If your goal is flash cards for jukugo, you can do that, but you'd want to change other aspects of the cards, too. Stroke order and grade level would make no sense, and you'd have a harder time making a list of examples. The script itself looks up kanji in kanjidic
, which only indexes single kanji, so this kind of thing would require major revision.
You are absolutely right about jukugo, the card structure would have to be changed.
But regarding the filters, I added the following lines to drop Hiragana and Katakana and remove duplicates (after all your filters and before the return
statement):
characters = characters.gsub(/([\p{Hiragana}\p{Katakana}]+)/, '')
characters = characters.chars.uniq.join()
That way, the use case where you want to generate a deck for all the kanji in a given text file is supported (except for the jukugo). There is a regular expression called \p{Han} too, but I believe it would match all CJK characters and not only kanji.
That's marvelous! I had no idea those regular expressions existed. Will add them here, too.

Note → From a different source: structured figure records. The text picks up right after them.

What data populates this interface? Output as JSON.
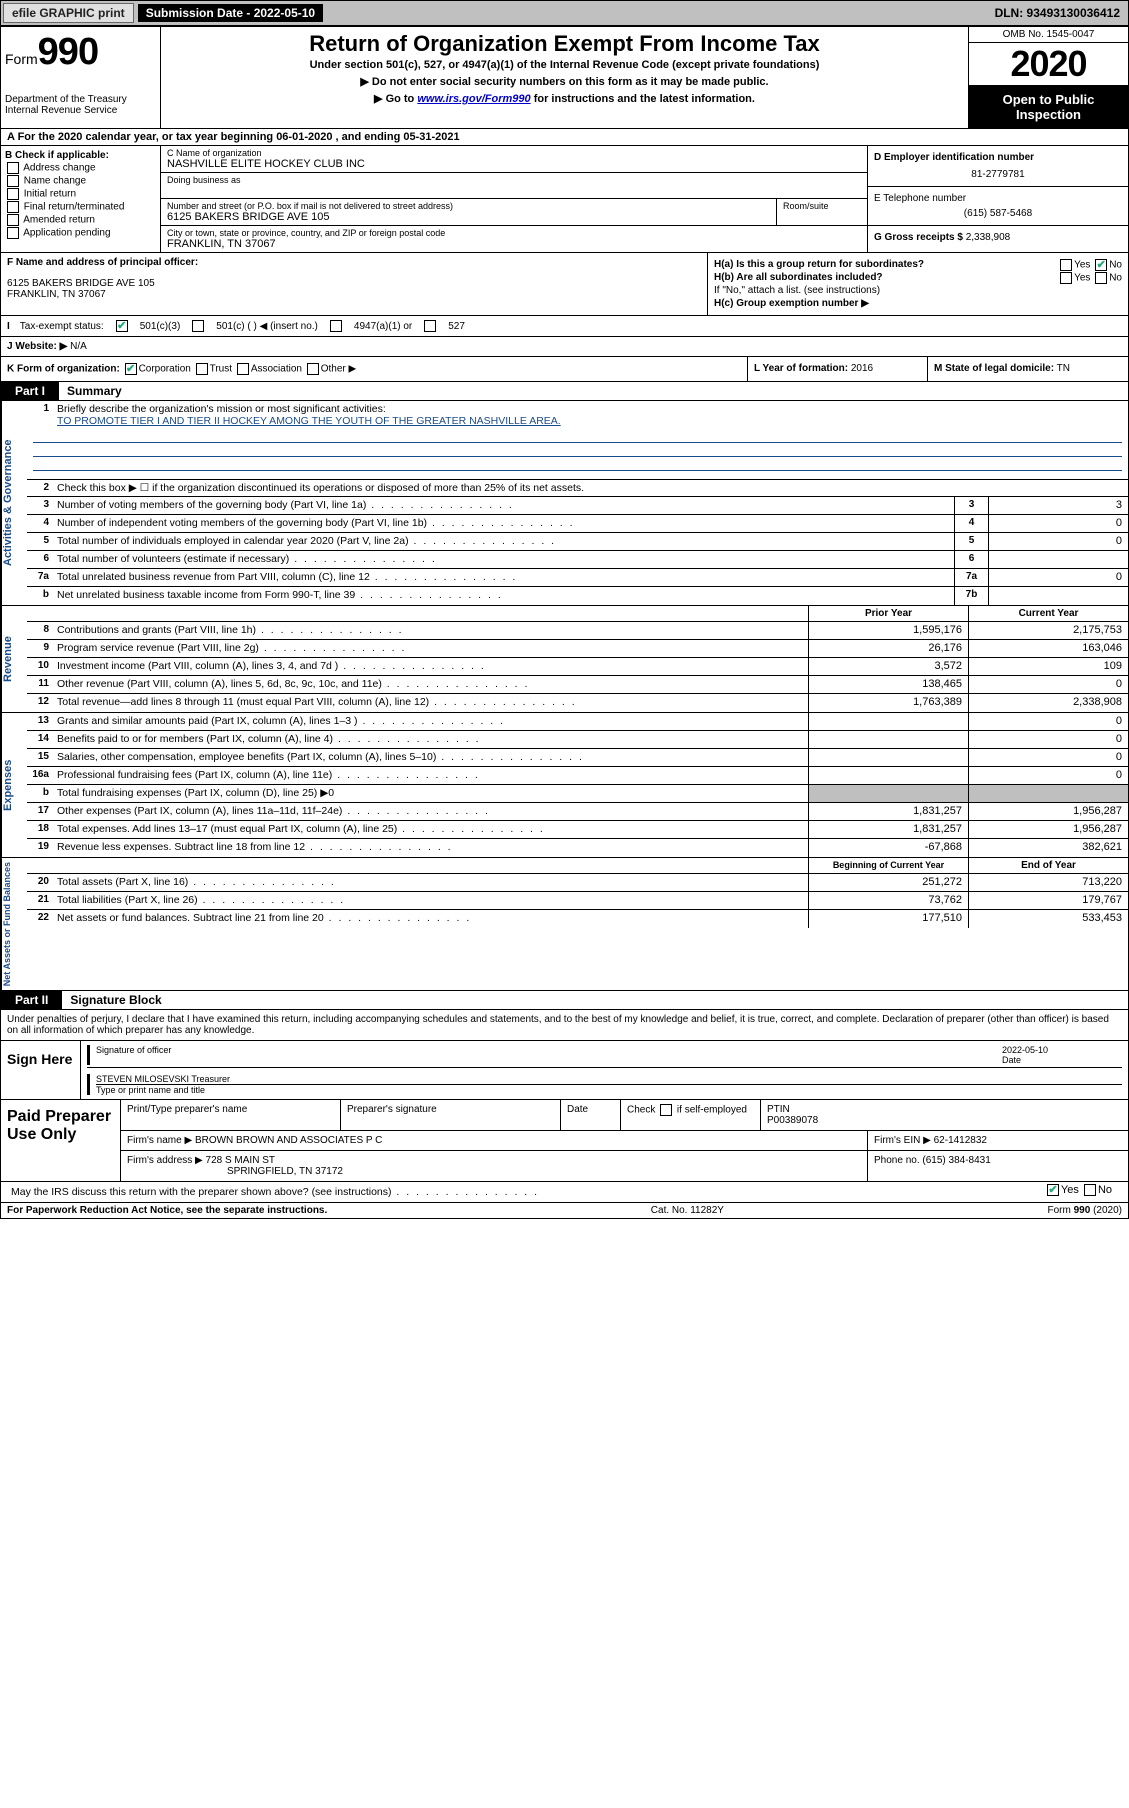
{
  "topbar": {
    "efile": "efile GRAPHIC print",
    "subdate_label": "Submission Date - 2022-05-10",
    "dln": "DLN: 93493130036412"
  },
  "header": {
    "form_label": "Form",
    "form_num": "990",
    "dept": "Department of the Treasury\nInternal Revenue Service",
    "title": "Return of Organization Exempt From Income Tax",
    "sub1": "Under section 501(c), 527, or 4947(a)(1) of the Internal Revenue Code (except private foundations)",
    "sub2": "▶ Do not enter social security numbers on this form as it may be made public.",
    "sub3_pre": "▶ Go to ",
    "sub3_link": "www.irs.gov/Form990",
    "sub3_post": " for instructions and the latest information.",
    "omb": "OMB No. 1545-0047",
    "year": "2020",
    "openpub": "Open to Public Inspection"
  },
  "rowA": "A For the 2020 calendar year, or tax year beginning 06-01-2020    , and ending 05-31-2021",
  "boxB": {
    "label": "B Check if applicable:",
    "opts": [
      "Address change",
      "Name change",
      "Initial return",
      "Final return/terminated",
      "Amended return",
      "Application pending"
    ]
  },
  "boxC": {
    "name_label": "C Name of organization",
    "name": "NASHVILLE ELITE HOCKEY CLUB INC",
    "dba_label": "Doing business as",
    "dba": "",
    "addr_label": "Number and street (or P.O. box if mail is not delivered to street address)",
    "room_label": "Room/suite",
    "addr": "6125 BAKERS BRIDGE AVE 105",
    "city_label": "City or town, state or province, country, and ZIP or foreign postal code",
    "city": "FRANKLIN, TN  37067"
  },
  "boxD": {
    "ein_label": "D Employer identification number",
    "ein": "81-2779781",
    "phone_label": "E Telephone number",
    "phone": "(615) 587-5468",
    "gross_label": "G Gross receipts $",
    "gross": "2,338,908"
  },
  "boxF": {
    "label": "F  Name and address of principal officer:",
    "addr1": "6125 BAKERS BRIDGE AVE 105",
    "addr2": "FRANKLIN, TN  37067"
  },
  "boxH": {
    "a": "H(a)  Is this a group return for subordinates?",
    "b": "H(b)  Are all subordinates included?",
    "bnote": "If \"No,\" attach a list. (see instructions)",
    "c": "H(c)  Group exemption number ▶",
    "yes": "Yes",
    "no": "No"
  },
  "rowI": {
    "label": "Tax-exempt status:",
    "o1": "501(c)(3)",
    "o2": "501(c) (   ) ◀ (insert no.)",
    "o3": "4947(a)(1) or",
    "o4": "527"
  },
  "rowJ": {
    "label": "J   Website: ▶",
    "val": "N/A"
  },
  "rowK": {
    "label": "K Form of organization:",
    "opts": [
      "Corporation",
      "Trust",
      "Association",
      "Other ▶"
    ],
    "l_label": "L Year of formation:",
    "l_val": "2016",
    "m_label": "M State of legal domicile:",
    "m_val": "TN"
  },
  "partI": {
    "tab": "Part I",
    "title": "Summary"
  },
  "summary": {
    "side1": "Activities & Governance",
    "side2": "Revenue",
    "side3": "Expenses",
    "side4": "Net Assets or Fund Balances",
    "l1_label": "Briefly describe the organization's mission or most significant activities:",
    "l1_val": "TO PROMOTE TIER I AND TIER II HOCKEY AMONG THE YOUTH OF THE GREATER NASHVILLE AREA.",
    "l2": "Check this box ▶ ☐  if the organization discontinued its operations or disposed of more than 25% of its net assets.",
    "l3": "Number of voting members of the governing body (Part VI, line 1a)",
    "l3v": "3",
    "l4": "Number of independent voting members of the governing body (Part VI, line 1b)",
    "l4v": "0",
    "l5": "Total number of individuals employed in calendar year 2020 (Part V, line 2a)",
    "l5v": "0",
    "l6": "Total number of volunteers (estimate if necessary)",
    "l6v": "",
    "l7a": "Total unrelated business revenue from Part VIII, column (C), line 12",
    "l7av": "0",
    "l7b": "Net unrelated business taxable income from Form 990-T, line 39",
    "l7bv": "",
    "hdr_prior": "Prior Year",
    "hdr_curr": "Current Year",
    "rows_rev": [
      {
        "n": "8",
        "t": "Contributions and grants (Part VIII, line 1h)",
        "p": "1,595,176",
        "c": "2,175,753"
      },
      {
        "n": "9",
        "t": "Program service revenue (Part VIII, line 2g)",
        "p": "26,176",
        "c": "163,046"
      },
      {
        "n": "10",
        "t": "Investment income (Part VIII, column (A), lines 3, 4, and 7d )",
        "p": "3,572",
        "c": "109"
      },
      {
        "n": "11",
        "t": "Other revenue (Part VIII, column (A), lines 5, 6d, 8c, 9c, 10c, and 11e)",
        "p": "138,465",
        "c": "0"
      },
      {
        "n": "12",
        "t": "Total revenue—add lines 8 through 11 (must equal Part VIII, column (A), line 12)",
        "p": "1,763,389",
        "c": "2,338,908"
      }
    ],
    "rows_exp": [
      {
        "n": "13",
        "t": "Grants and similar amounts paid (Part IX, column (A), lines 1–3 )",
        "p": "",
        "c": "0"
      },
      {
        "n": "14",
        "t": "Benefits paid to or for members (Part IX, column (A), line 4)",
        "p": "",
        "c": "0"
      },
      {
        "n": "15",
        "t": "Salaries, other compensation, employee benefits (Part IX, column (A), lines 5–10)",
        "p": "",
        "c": "0"
      },
      {
        "n": "16a",
        "t": "Professional fundraising fees (Part IX, column (A), line 11e)",
        "p": "",
        "c": "0"
      },
      {
        "n": "b",
        "t": "Total fundraising expenses (Part IX, column (D), line 25) ▶0",
        "p": "SHADE",
        "c": "SHADE"
      },
      {
        "n": "17",
        "t": "Other expenses (Part IX, column (A), lines 11a–11d, 11f–24e)",
        "p": "1,831,257",
        "c": "1,956,287"
      },
      {
        "n": "18",
        "t": "Total expenses. Add lines 13–17 (must equal Part IX, column (A), line 25)",
        "p": "1,831,257",
        "c": "1,956,287"
      },
      {
        "n": "19",
        "t": "Revenue less expenses. Subtract line 18 from line 12",
        "p": "-67,868",
        "c": "382,621"
      }
    ],
    "hdr_beg": "Beginning of Current Year",
    "hdr_end": "End of Year",
    "rows_na": [
      {
        "n": "20",
        "t": "Total assets (Part X, line 16)",
        "p": "251,272",
        "c": "713,220"
      },
      {
        "n": "21",
        "t": "Total liabilities (Part X, line 26)",
        "p": "73,762",
        "c": "179,767"
      },
      {
        "n": "22",
        "t": "Net assets or fund balances. Subtract line 21 from line 20",
        "p": "177,510",
        "c": "533,453"
      }
    ]
  },
  "partII": {
    "tab": "Part II",
    "title": "Signature Block"
  },
  "sig": {
    "pen": "Under penalties of perjury, I declare that I have examined this return, including accompanying schedules and statements, and to the best of my knowledge and belief, it is true, correct, and complete. Declaration of preparer (other than officer) is based on all information of which preparer has any knowledge.",
    "sign_here": "Sign Here",
    "sig_officer": "Signature of officer",
    "date_label": "Date",
    "date_val": "2022-05-10",
    "name": "STEVEN MILOSEVSKI Treasurer",
    "name_label": "Type or print name and title"
  },
  "prep": {
    "label": "Paid Preparer Use Only",
    "h1": "Print/Type preparer's name",
    "h2": "Preparer's signature",
    "h3": "Date",
    "h4_pre": "Check",
    "h4_post": "if self-employed",
    "h5": "PTIN",
    "ptin": "P00389078",
    "firm_label": "Firm's name    ▶",
    "firm": "BROWN BROWN AND ASSOCIATES P C",
    "ein_label": "Firm's EIN ▶",
    "ein": "62-1412832",
    "addr_label": "Firm's address ▶",
    "addr1": "728 S MAIN ST",
    "addr2": "SPRINGFIELD, TN  37172",
    "phone_label": "Phone no.",
    "phone": "(615) 384-8431"
  },
  "irs_q": "May the IRS discuss this return with the preparer shown above? (see instructions)",
  "footer": {
    "l": "For Paperwork Reduction Act Notice, see the separate instructions.",
    "m": "Cat. No. 11282Y",
    "r": "Form 990 (2020)"
  },
  "colors": {
    "link": "#0000cc",
    "side": "#1a4b8c",
    "shade": "#bfbfbf",
    "check": "#22aa55"
  }
}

If you're looking at learning words instead of standalone characters, I've done some work on that (and make use of the script on a regular basis). https://github.com/dper/kanjiscripts. I like flash cards with sentences. Memorizing lists of words on their own is OK, but the real goal is to learn to read, so I prefer words in short sentences.
The kanji we want to make Anki entries for should be specified in a text file in the current directory. The script should read from that file, which should be a file consisting of only kanji with nothing else (except maybe white space or line breaks that we can remove easily enough).